Consider a family H of sets E₁, E₂, … En. A hitting set of H is a set S with the property that S intersects every one of the Es. A minimal hitting set is a hitting set which cannot be made smaller without losing this property. The minimal hitting set generation problem is to compute all the minimal hitting sets of the given family H.
For example, suppose that H is [[1, 2, 5], [2, 3, 4], [1, 3]]. Then [1, 2, 3] is a hitting set, because every set in H has at least one of these elements. However, it is not a minimal hitting set, because we could remove either 2 or 3! [1, 2] and [1, 3] are both minimal hitting sets of H.

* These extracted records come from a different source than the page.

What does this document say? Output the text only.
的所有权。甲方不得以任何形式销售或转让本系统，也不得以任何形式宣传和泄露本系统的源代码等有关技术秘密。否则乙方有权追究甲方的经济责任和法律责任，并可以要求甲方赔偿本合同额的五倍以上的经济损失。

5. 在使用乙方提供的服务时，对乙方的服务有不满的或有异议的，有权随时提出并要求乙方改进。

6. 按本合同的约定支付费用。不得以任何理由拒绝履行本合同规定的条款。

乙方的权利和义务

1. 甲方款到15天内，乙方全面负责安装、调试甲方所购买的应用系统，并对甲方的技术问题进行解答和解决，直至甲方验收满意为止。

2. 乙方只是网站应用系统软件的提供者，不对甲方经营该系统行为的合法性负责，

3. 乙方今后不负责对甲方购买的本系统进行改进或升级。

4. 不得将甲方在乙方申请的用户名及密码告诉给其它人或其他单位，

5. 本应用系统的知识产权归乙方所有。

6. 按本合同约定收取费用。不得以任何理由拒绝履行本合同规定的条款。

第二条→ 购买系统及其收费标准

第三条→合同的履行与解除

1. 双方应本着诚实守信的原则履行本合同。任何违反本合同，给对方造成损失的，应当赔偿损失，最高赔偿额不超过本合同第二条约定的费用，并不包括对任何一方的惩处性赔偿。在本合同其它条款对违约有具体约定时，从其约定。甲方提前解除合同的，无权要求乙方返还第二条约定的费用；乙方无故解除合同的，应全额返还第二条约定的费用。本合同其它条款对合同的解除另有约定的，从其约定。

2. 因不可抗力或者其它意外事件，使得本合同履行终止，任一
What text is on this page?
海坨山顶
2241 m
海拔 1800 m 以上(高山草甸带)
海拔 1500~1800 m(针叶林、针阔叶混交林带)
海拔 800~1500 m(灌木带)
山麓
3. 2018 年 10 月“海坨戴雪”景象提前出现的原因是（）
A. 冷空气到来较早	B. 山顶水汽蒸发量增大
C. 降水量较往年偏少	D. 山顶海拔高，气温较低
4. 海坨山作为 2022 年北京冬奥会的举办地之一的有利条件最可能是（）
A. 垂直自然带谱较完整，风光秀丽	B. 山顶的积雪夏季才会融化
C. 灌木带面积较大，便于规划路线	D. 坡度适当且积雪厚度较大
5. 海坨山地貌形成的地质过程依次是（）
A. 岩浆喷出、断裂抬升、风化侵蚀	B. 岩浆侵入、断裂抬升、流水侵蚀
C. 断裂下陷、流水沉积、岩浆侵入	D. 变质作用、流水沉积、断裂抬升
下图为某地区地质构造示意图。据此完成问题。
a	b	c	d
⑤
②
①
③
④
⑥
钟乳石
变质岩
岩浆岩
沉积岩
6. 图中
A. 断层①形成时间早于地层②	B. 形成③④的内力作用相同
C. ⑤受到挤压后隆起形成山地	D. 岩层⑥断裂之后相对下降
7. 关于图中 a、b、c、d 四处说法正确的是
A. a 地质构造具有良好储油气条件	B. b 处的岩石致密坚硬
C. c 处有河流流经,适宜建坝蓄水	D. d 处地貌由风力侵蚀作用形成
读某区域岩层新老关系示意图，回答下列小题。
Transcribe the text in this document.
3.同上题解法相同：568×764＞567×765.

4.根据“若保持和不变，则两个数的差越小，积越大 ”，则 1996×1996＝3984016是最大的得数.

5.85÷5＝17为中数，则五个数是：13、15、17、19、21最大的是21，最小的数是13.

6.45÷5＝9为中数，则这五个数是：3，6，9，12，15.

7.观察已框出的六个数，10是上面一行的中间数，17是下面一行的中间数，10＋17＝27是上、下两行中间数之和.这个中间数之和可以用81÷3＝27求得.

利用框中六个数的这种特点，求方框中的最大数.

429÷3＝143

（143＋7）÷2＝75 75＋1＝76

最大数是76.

Minimal hitting sets are important in a wide array of applications, ranging from very abstract mathematics (Boolean algebra and hypergraph theory) to high-tech applications (computational biology and data mining). Hitting sets have even been used to prove that there is no 16-clue sudoku! As a result, many algorithms have been developed to generate minimal hitting sets.
However, researchers in different domains are not always aware of the large literature on the subject, and so highly-performant algorithms from one domain may not be used by researchers in another. In addition, the existing survey literature tends to focus on the problem of recognizing the collection of minimal hitting sets (rather than generating it), and much attention is dedicated to asymptotic and worst-case analysis rather than practical performance.
To help the researcher who wants to actually compute MHSes from real data, we have assembled a collection of software implementations of seventeen algorithms which reflect the long history and remarkable breadth of research in this area.
You can read more about the algorithms in the containers README
and about running them in the AlgoRun README
.
Each of these software packages is wrapped in a Docker container based on the AlgoRun framework.
You can easily download and run these containers yourself!
For more information about how to do this (either to test the algorithms on your own inputs or to integrate the algorithms into your research), consult the HOWTO
.
A variety of example inputs are provided in the benchmark_inputs
folder.
Check the README.md file for more information about these data sets.
We have performed a number of performance benchmarks on all of the algorithms using the provided inputs.
The results are included in the results
directory.
For further information, see our paper.
Code in this repository is distributed under a mixture of licenses. See each file for details. (In particular, code written by AGD for this project is typically released under the GPL 3.0, while upstream algorithm code is distributed under a variety of licenses.)
This repository is a project of the Vera-Licona Research Group and was assembled by Andrew Gainer-Dewar.